While doing some benchmarking, with our bot we are only able to process 10msgs/s per instance, with that instance at 100% CPU usage. The actions server, postgresql, and redis usage remains low during the benchmarking.
Is this the kind of performance to expect, or are there ways that we can improve the performance of the bot? It seems very slow, and it will be very expensive to scale up this bot to production levels if we’re only getting 10msgs/s per cpu.
Doing some profiling, it seems like ~45% of the CPU time is being spent in the tracker store, that drops to around 40% using a local sqlite file. ~35% of the CPU time is being spent inside tensorflow, and the remainder inside misc python things, like the featurizer.
But I am getting similar enough performance results on my local machine, compared to running on the VMs, that I think it’s a good enough comparison.
What I’m wondering is, is this the kind of per-core performance we should be expecting, or are there ways to increase the efficiency of the bot by tweaking some things, and if so, what are the things that we should look at tweaking?
Hi!, I came here also looking for Performance benchmarks and other kind of metrics.

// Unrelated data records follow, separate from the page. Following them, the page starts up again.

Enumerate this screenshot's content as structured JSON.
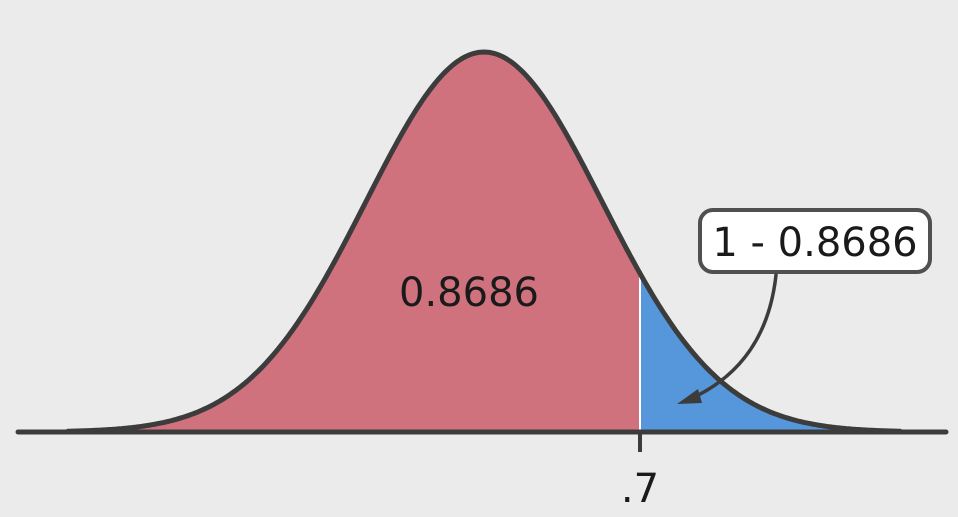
{
  "diagram": {
    "type": "normal-distribution-shaded",
    "left_area_label": "0.8686",
    "right_area_label": "1 - 0.8686",
    "cutoff_label": ".7",
    "colors": {
      "background": "#ebebeb",
      "left_region": "#cf727d",
      "right_region": "#5597da",
      "curve": "#3c3c3c",
      "callout_border": "#505050",
      "callout_fill": "#ffffff",
      "text": "#1a1a1a"
    }
  }
}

Our rasa instance is also experiencing some latency. How are you measuring the CPU consumption and other metrics per rasa component/function?
It’s strange that it’s only for some utterances, I would expect the NLU, etc, to have consistent processing times.

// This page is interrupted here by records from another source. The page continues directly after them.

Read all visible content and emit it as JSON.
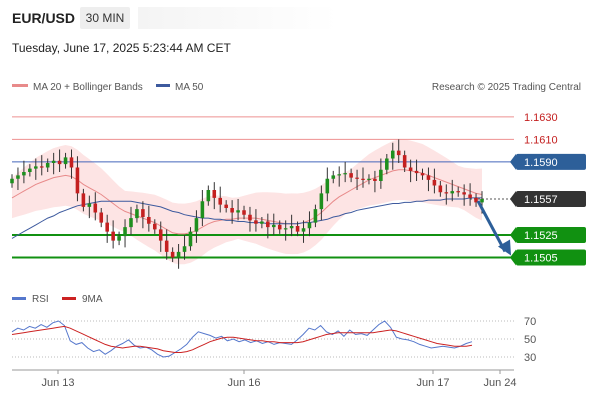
{
  "header": {
    "symbol": "EUR/USD",
    "timeframe": "30 MIN",
    "datetime": "Tuesday, June 17, 2025 5:23:44 AM CET"
  },
  "legend": {
    "ma20_label": "MA 20 + Bollinger Bands",
    "ma50_label": "MA 50",
    "rsi_label": "RSI",
    "ma9_label": "9MA",
    "research": "Research © 2025 Trading Central"
  },
  "colors": {
    "ma20": "#e88a8a",
    "ma50": "#3d5a9e",
    "bands_fill": "#fde4e4",
    "up_candle": "#1e8f1e",
    "down_candle": "#c42020",
    "support_line": "#119111",
    "pivot_line": "#4466bb",
    "resistance_line": "#ee9090",
    "rsi_line": "#5577cc",
    "rsi_ma_line": "#cc2222",
    "arrow": "#2d5f99"
  },
  "chart_data": [
    {
      "type": "candlestick",
      "title": "EUR/USD 30 MIN",
      "x_ticks": [
        "Jun 13",
        "Jun 16",
        "Jun 17",
        "Jun 24"
      ],
      "ylim": [
        1.1485,
        1.1645
      ],
      "levels": [
        {
          "label": "1.1630",
          "value": 1.163,
          "kind": "resistance"
        },
        {
          "label": "1.1610",
          "value": 1.161,
          "kind": "resistance"
        },
        {
          "label": "1.1590",
          "value": 1.159,
          "kind": "pivot"
        },
        {
          "label": "1.1557",
          "value": 1.1557,
          "kind": "last"
        },
        {
          "label": "1.1525",
          "value": 1.1525,
          "kind": "support"
        },
        {
          "label": "1.1505",
          "value": 1.1505,
          "kind": "support"
        }
      ],
      "close_series": [
        1.1575,
        1.1578,
        1.1581,
        1.1584,
        1.1586,
        1.1585,
        1.1589,
        1.1591,
        1.1588,
        1.1594,
        1.1585,
        1.1562,
        1.155,
        1.1553,
        1.1545,
        1.1536,
        1.1528,
        1.152,
        1.1524,
        1.1532,
        1.154,
        1.1548,
        1.1541,
        1.1535,
        1.153,
        1.152,
        1.151,
        1.1505,
        1.151,
        1.1515,
        1.1528,
        1.154,
        1.1555,
        1.1565,
        1.1558,
        1.1552,
        1.1549,
        1.1545,
        1.1547,
        1.1543,
        1.1538,
        1.1535,
        1.1537,
        1.1532,
        1.1534,
        1.153,
        1.1531,
        1.1533,
        1.1528,
        1.1531,
        1.1536,
        1.1548,
        1.1562,
        1.1575,
        1.1578,
        1.1579,
        1.158,
        1.1576,
        1.1575,
        1.1574,
        1.1575,
        1.1573,
        1.1583,
        1.1593,
        1.16,
        1.1596,
        1.1585,
        1.1582,
        1.158,
        1.1578,
        1.1574,
        1.1569,
        1.1563,
        1.1562,
        1.1564,
        1.1563,
        1.1561,
        1.1558,
        1.1554,
        1.1557
      ],
      "ma20_series": [
        1.1558,
        1.1561,
        1.1564,
        1.1567,
        1.157,
        1.1572,
        1.1574,
        1.1576,
        1.1577,
        1.1578,
        1.1577,
        1.1574,
        1.157,
        1.1567,
        1.1564,
        1.1561,
        1.1557,
        1.1553,
        1.1549,
        1.1546,
        1.1544,
        1.1542,
        1.154,
        1.1538,
        1.1536,
        1.1533,
        1.153,
        1.1527,
        1.1526,
        1.1526,
        1.1527,
        1.1529,
        1.1532,
        1.1535,
        1.1537,
        1.1538,
        1.1539,
        1.1539,
        1.154,
        1.154,
        1.154,
        1.154,
        1.1539,
        1.1538,
        1.1537,
        1.1536,
        1.1535,
        1.1535,
        1.1535,
        1.1536,
        1.1538,
        1.1541,
        1.1545,
        1.155,
        1.1555,
        1.1559,
        1.1562,
        1.1565,
        1.1568,
        1.1571,
        1.1574,
        1.1576,
        1.1578,
        1.158,
        1.1582,
        1.1583,
        1.1583,
        1.1582,
        1.1581,
        1.158,
        1.1578,
        1.1576,
        1.1574,
        1.1572,
        1.157,
        1.1568,
        1.1566,
        1.1564,
        1.1562,
        1.1561
      ],
      "ma50_series": [
        1.1522,
        1.1525,
        1.1528,
        1.1531,
        1.1534,
        1.1537,
        1.154,
        1.1542,
        1.1545,
        1.1547,
        1.1549,
        1.1551,
        1.1552,
        1.1553,
        1.1554,
        1.1555,
        1.1555,
        1.1555,
        1.1555,
        1.1555,
        1.1555,
        1.1554,
        1.1553,
        1.1552,
        1.1551,
        1.155,
        1.1548,
        1.1546,
        1.1545,
        1.1543,
        1.1542,
        1.1541,
        1.154,
        1.154,
        1.1539,
        1.1539,
        1.1538,
        1.1538,
        1.1537,
        1.1537,
        1.1536,
        1.1536,
        1.1536,
        1.1535,
        1.1535,
        1.1535,
        1.1535,
        1.1535,
        1.1535,
        1.1536,
        1.1536,
        1.1537,
        1.1538,
        1.1539,
        1.1541,
        1.1542,
        1.1544,
        1.1545,
        1.1547,
        1.1548,
        1.1549,
        1.155,
        1.1551,
        1.1552,
        1.1553,
        1.1553,
        1.1554,
        1.1554,
        1.1555,
        1.1555,
        1.1556,
        1.1556,
        1.1556,
        1.1557,
        1.1557,
        1.1557,
        1.1557,
        1.1558,
        1.1558,
        1.1558
      ]
    },
    {
      "type": "line",
      "title": "RSI",
      "y_ticks": [
        70,
        50,
        30
      ],
      "ylim": [
        20,
        80
      ],
      "series": [
        {
          "name": "RSI",
          "values": [
            58,
            62,
            60,
            64,
            62,
            66,
            63,
            68,
            70,
            65,
            48,
            44,
            46,
            40,
            36,
            38,
            33,
            37,
            42,
            45,
            49,
            43,
            40,
            41,
            38,
            33,
            30,
            31,
            35,
            39,
            44,
            52,
            58,
            56,
            54,
            51,
            53,
            48,
            50,
            47,
            49,
            46,
            48,
            45,
            47,
            44,
            46,
            45,
            44,
            49,
            55,
            62,
            60,
            65,
            58,
            55,
            59,
            53,
            60,
            55,
            56,
            54,
            60,
            66,
            70,
            63,
            52,
            50,
            49,
            47,
            44,
            42,
            40,
            41,
            42,
            41,
            40,
            42,
            45,
            47
          ]
        },
        {
          "name": "9MA",
          "values": [
            55,
            56,
            57,
            58,
            59,
            60,
            61,
            62,
            63,
            64,
            62,
            59,
            56,
            53,
            50,
            47,
            44,
            42,
            41,
            40,
            41,
            42,
            42,
            41,
            40,
            39,
            37,
            36,
            35,
            35,
            36,
            38,
            41,
            44,
            47,
            49,
            51,
            52,
            52,
            51,
            50,
            49,
            48,
            48,
            47,
            47,
            46,
            46,
            46,
            46,
            47,
            49,
            51,
            53,
            55,
            56,
            57,
            57,
            57,
            57,
            57,
            57,
            57,
            58,
            59,
            60,
            59,
            57,
            55,
            53,
            51,
            49,
            47,
            45,
            44,
            43,
            42,
            42,
            42,
            43
          ]
        }
      ]
    }
  ]
}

If it’s only happening for certain users, it could be the tracker store. Most tracker stores store and retrieve the entire history to process any message. The reason we chose the SQL tracker store is that it only retrieves history for the current session. Dialogue tracker gets too big
If it’s happening for certain actions, especially for custom actions, then I would look what those are doing, and maybe benchmark and profile those actions to see where you can make improvements.

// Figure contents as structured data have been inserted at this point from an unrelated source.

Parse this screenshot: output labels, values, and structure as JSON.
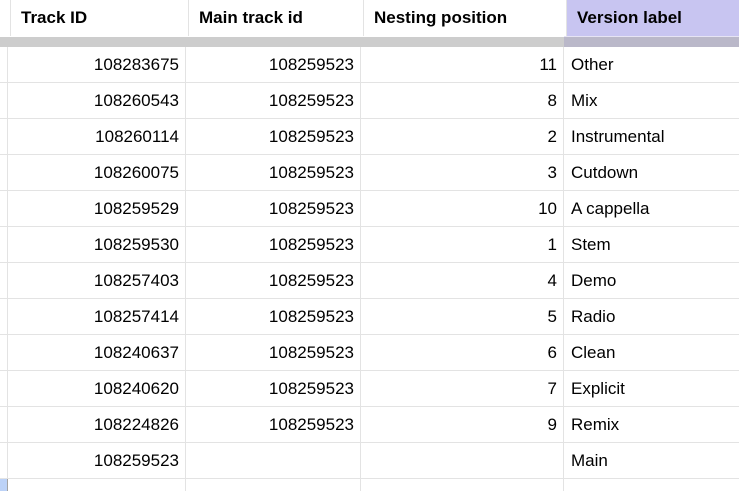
{
  "sheet": {
    "columns": [
      {
        "label": "Track ID"
      },
      {
        "label": "Main track id"
      },
      {
        "label": "Nesting position"
      },
      {
        "label": "Version label",
        "selected": true
      }
    ],
    "rows": [
      {
        "track_id": "108283675",
        "main_track_id": "108259523",
        "nesting_position": "11",
        "version_label": "Other"
      },
      {
        "track_id": "108260543",
        "main_track_id": "108259523",
        "nesting_position": "8",
        "version_label": "Mix"
      },
      {
        "track_id": "108260114",
        "main_track_id": "108259523",
        "nesting_position": "2",
        "version_label": "Instrumental"
      },
      {
        "track_id": "108260075",
        "main_track_id": "108259523",
        "nesting_position": "3",
        "version_label": "Cutdown"
      },
      {
        "track_id": "108259529",
        "main_track_id": "108259523",
        "nesting_position": "10",
        "version_label": "A cappella"
      },
      {
        "track_id": "108259530",
        "main_track_id": "108259523",
        "nesting_position": "1",
        "version_label": "Stem"
      },
      {
        "track_id": "108257403",
        "main_track_id": "108259523",
        "nesting_position": "4",
        "version_label": "Demo"
      },
      {
        "track_id": "108257414",
        "main_track_id": "108259523",
        "nesting_position": "5",
        "version_label": "Radio"
      },
      {
        "track_id": "108240637",
        "main_track_id": "108259523",
        "nesting_position": "6",
        "version_label": "Clean"
      },
      {
        "track_id": "108240620",
        "main_track_id": "108259523",
        "nesting_position": "7",
        "version_label": "Explicit"
      },
      {
        "track_id": "108224826",
        "main_track_id": "108259523",
        "nesting_position": "9",
        "version_label": "Remix"
      },
      {
        "track_id": "108259523",
        "main_track_id": "",
        "nesting_position": "",
        "version_label": "Main"
      }
    ]
  },
  "colors": {
    "selected_column_header_bg": "#c8c5f1",
    "freeze_bar": "#cdcdcd",
    "freeze_bar_under_selected_column": "#bab8c9",
    "gridline": "#e3e3e3",
    "row_header_border": "#a3a3a3",
    "active_row_marker": "#bcd2f7",
    "cell_text": "#000000"
  }
}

Running the test multiple times without resetting the tracker store, start seeing performance degradation after 10 interactions, by 20 interactions we’re down to 10req/s (further 22% reduction).
Hello everyone. I am also having trouble scaling our production bots. I have not profiled the code as thoroughly as rudi. But i’ve used locust to benchmark the our custom http channel. Our bots are real time so we need sub 500ms latencies and each process isn’t able to handle much traffic. The latencies start going up linearly after 4-5 concurrent conversations. With 50 users we see around 4 sec delays. We are using redis tracker store and redis lock store. The NLU pipeline also involves duckling.
Though I have rewritten the duckling component and the Interpreter classes to be async , I think the culprit could be redis tracker and the lock store, since they are not async capable and whenever the Agent tries to fetch or store the tracker it blocks the event loop. As the concurrency increases the latencies pile up and we see those latencies in our conversations. We are planning to rewrite the redis tracker store and the redis lock store using aioredis. What are your thoughts @Tobias_Wochinger ?
I would look at profiling it, to see where the bottleneck is, so you know where to focus your effort.
You could look at making Redis access async, but I would be surprised if Redis is taking long to reply, unless you have very high latency to your Redis instance.
What’s more likely, and the reason we went with the postgresql tracker store, is that the redis tracker store stores all history for all users, and never truncates that history. So the more your users use the bot, the slower it becomes. It also means that for every message, you have to serialise and deserialise a massive amount of history to and from Redis.
An easy way to test this is to look at your CPU usage once the delays start going up linearly. If you’re close to 100% usage, that means that changing to async won’t help, you’re CPU bound. If CPU usage is low, then something is likely blocking the loop.
Also check your duckling server response times, that could also be a bottleneck, since all processes will be trying to simultaneously trying to access the same duckling server.
You are right rudi. I profiled the process using py-spy and a chunk of the time is spent on policy and NLU prediction. And that’s straight up CPU time. The time also goes up linearly with the number of concurrent users. I have profiled duckling too. Get low latencies latencies in our cluster even with 500 concurrent calls. I looked at my cpu with 1 worker and 4-5 concurrent users. It shoots up to 100% and py-spy shows a significant of time spend in NLU pipeline (excluded duckling from pipeline) and TED policy prediction, which are purely cpu-bound tasks and hence the event loop gets blocked.
Ah I see, yes nothing much you can do in that case, besides increasing the amount of processes/workers that you’re running, and load balancing between them.